Il explique que c'est un interdit derabanan a trois égards. Premièrement, il n'est pas permanent à vie. Deuxièmement, il ne s'agit pas de lettres. Troisièmement, on n'inscrit pas sur sa peau le nom d'une divinité païenne.

Cependant, le livre Nishmat Avraham (יו"ד סי' קפ) rapporte que selon Rav Elyashiv et Rav 'Haïm Kanievsky, il est formellement interdit d'utiliser du maquillage permanent à des fins purement esthétiques.

C'est également la position de Rav Wozner (שבט חלוי ח"י סי' קלז) et de Rav Nissim Karelitz (חוט שני שבת ח"ג עמ' רמא).

Et même des décisionnaires sépharades interdisent, comme par exemple Rav Barou'h Shraga (נשמת אברהם יו"ד סי' קפ).
yhbtysey
Messages: 219
Bonjour Rav, ma question est sans doute stupide, je vous prie de m'excuser.

Mais la lecture du texte de la Torah semble interdire uniquement le fait de se tatouer soi même.

D'où voit-on que le fait d'être tatoué est interdit ? (cad meme quand un tiers fait le tatouage)

Je vous remercie par avance pour votre temps Rav
Rav Mordehai Alberman
Messages: 149
L'interdit toraïque du tatouage ne concerne pas seulement quelqu'un qui se tatoue lui-même, mais aussi quelqu'un qui se fait tatouer par une autre personne, et ce, même si le tatoueur est non-juif.

Sources et explications :

Il ressort de la Tossefta du traité de Makot (פ"ג ה"ט) et du Rambam (הל' עבודה זרה פי"ב הי"א) que si quelqu'un fait un tatouage sur la peau de son prochain, tous deux enfreignent l'interdit toraïque de faire un tatouage.

Le Ramban (מכות כ: ד"ה) explique que la Torah formule l'interdit du tatouage en utilisant la deuxième personne du pluriel : "Vous ne vous ferez pas de tatouage" (Kedochim 19:28) pour nous enseigner que cet interdit s'adresse autant au tatoueur qu'au tatoué.

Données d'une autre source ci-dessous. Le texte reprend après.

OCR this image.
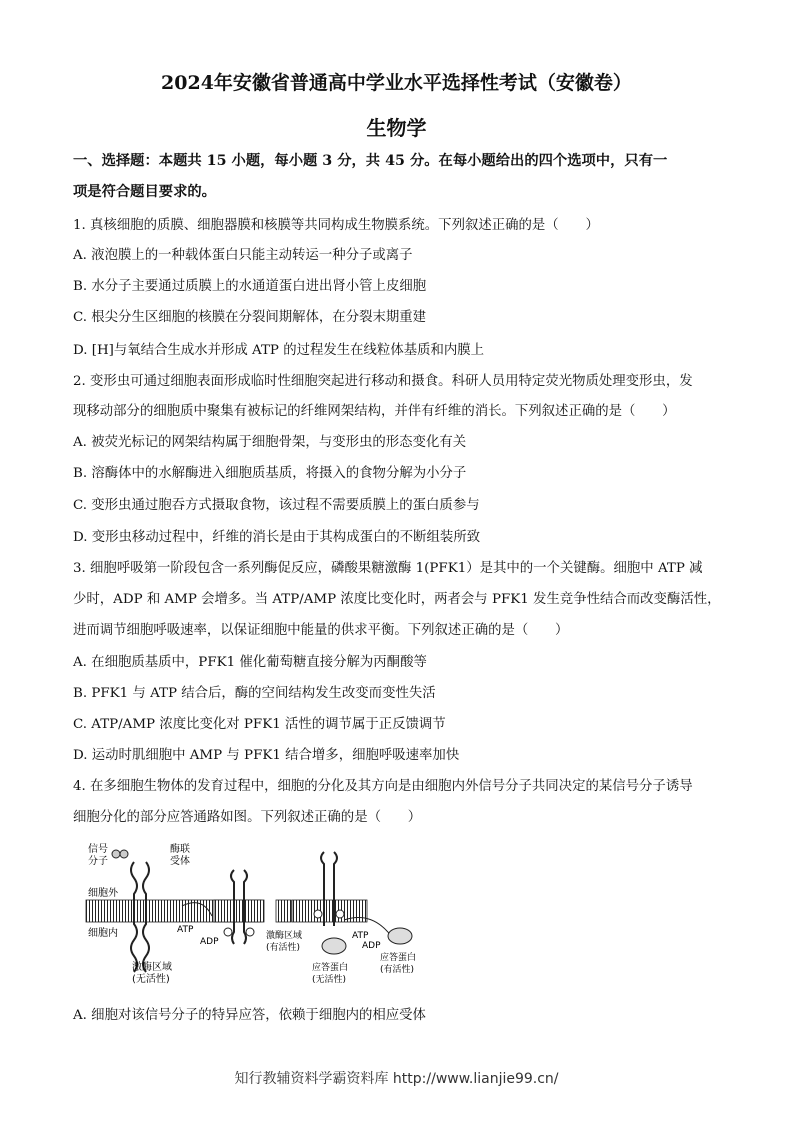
2024年安徽省普通高中学业水平选择性考试（安徽卷）
生物学
一、选择题：本题共 15 小题，每小题 3 分，共 45 分。在每小题给出的四个选项中，只有一
项是符合题目要求的。
1. 真核细胞的质膜、细胞器膜和核膜等共同构成生物膜系统。下列叙述正确的是（　　）
A. 液泡膜上的一种载体蛋白只能主动转运一种分子或离子
B. 水分子主要通过质膜上的水通道蛋白进出肾小管上皮细胞
C. 根尖分生区细胞的核膜在分裂间期解体，在分裂末期重建
D. [H]与氧结合生成水并形成 ATP 的过程发生在线粒体基质和内膜上
2. 变形虫可通过细胞表面形成临时性细胞突起进行移动和摄食。科研人员用特定荧光物质处理变形虫，发
现移动部分的细胞质中聚集有被标记的纤维网架结构，并伴有纤维的消长。下列叙述正确的是（　　）
A. 被荧光标记的网架结构属于细胞骨架，与变形虫的形态变化有关
B. 溶酶体中的水解酶进入细胞质基质，将摄入的食物分解为小分子
C. 变形虫通过胞吞方式摄取食物，该过程不需要质膜上的蛋白质参与
D. 变形虫移动过程中，纤维的消长是由于其构成蛋白的不断组装所致
3. 细胞呼吸第一阶段包含一系列酶促反应，磷酸果糖激酶 1(PFK1）是其中的一个关键酶。细胞中 ATP 减
少时，ADP 和 AMP 会增多。当 ATP/AMP 浓度比变化时，两者会与 PFK1 发生竞争性结合而改变酶活性，
进而调节细胞呼吸速率，以保证细胞中能量的供求平衡。下列叙述正确的是（　　）
A. 在细胞质基质中，PFK1 催化葡萄糖直接分解为丙酮酸等
B. PFK1 与 ATP 结合后，酶的空间结构发生改变而变性失活
C. ATP/AMP 浓度比变化对 PFK1 活性的调节属于正反馈调节
D. 运动时肌细胞中 AMP 与 PFK1 结合增多，细胞呼吸速率加快
4. 在多细胞生物体的发育过程中，细胞的分化及其方向是由细胞内外信号分子共同决定的某信号分子诱导
细胞分化的部分应答通路如图。下列叙述正确的是（　　）
信号
分子
酶联
受体
细胞外
细胞内
激酶区域
(无活性)
ATP
ADP
激酶区域
(有活性)
ATP
ADP
应答蛋白
(无活性)
应答蛋白
(有活性)
A. 细胞对该信号分子的特异应答，依赖于细胞内的相应受体
知行教辅资料学霸资料库 http://www.lianjie99.cn/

Se faire tatouer par un non-juif

A propos de l'interdit de se raser les coins de la tête, le Shoul'han Arou'h (יו"ד סי' קפא ס"ד) écrit qu'il est interdit de les raser par un non juif. Et c'est un interdit toraïque, comme il en ressort du Tossefot dans le traité de Shavouot (ג. ד"ה ועל).

Rav 'Haïm Kanievsky (פתשגן הכתב סי' יג) écrit au nom du livre Yad Haketana que de la même façon, quelqu'un qui se fait tatouer par un non-juif enfreint l'interdit toraïque du tatouage.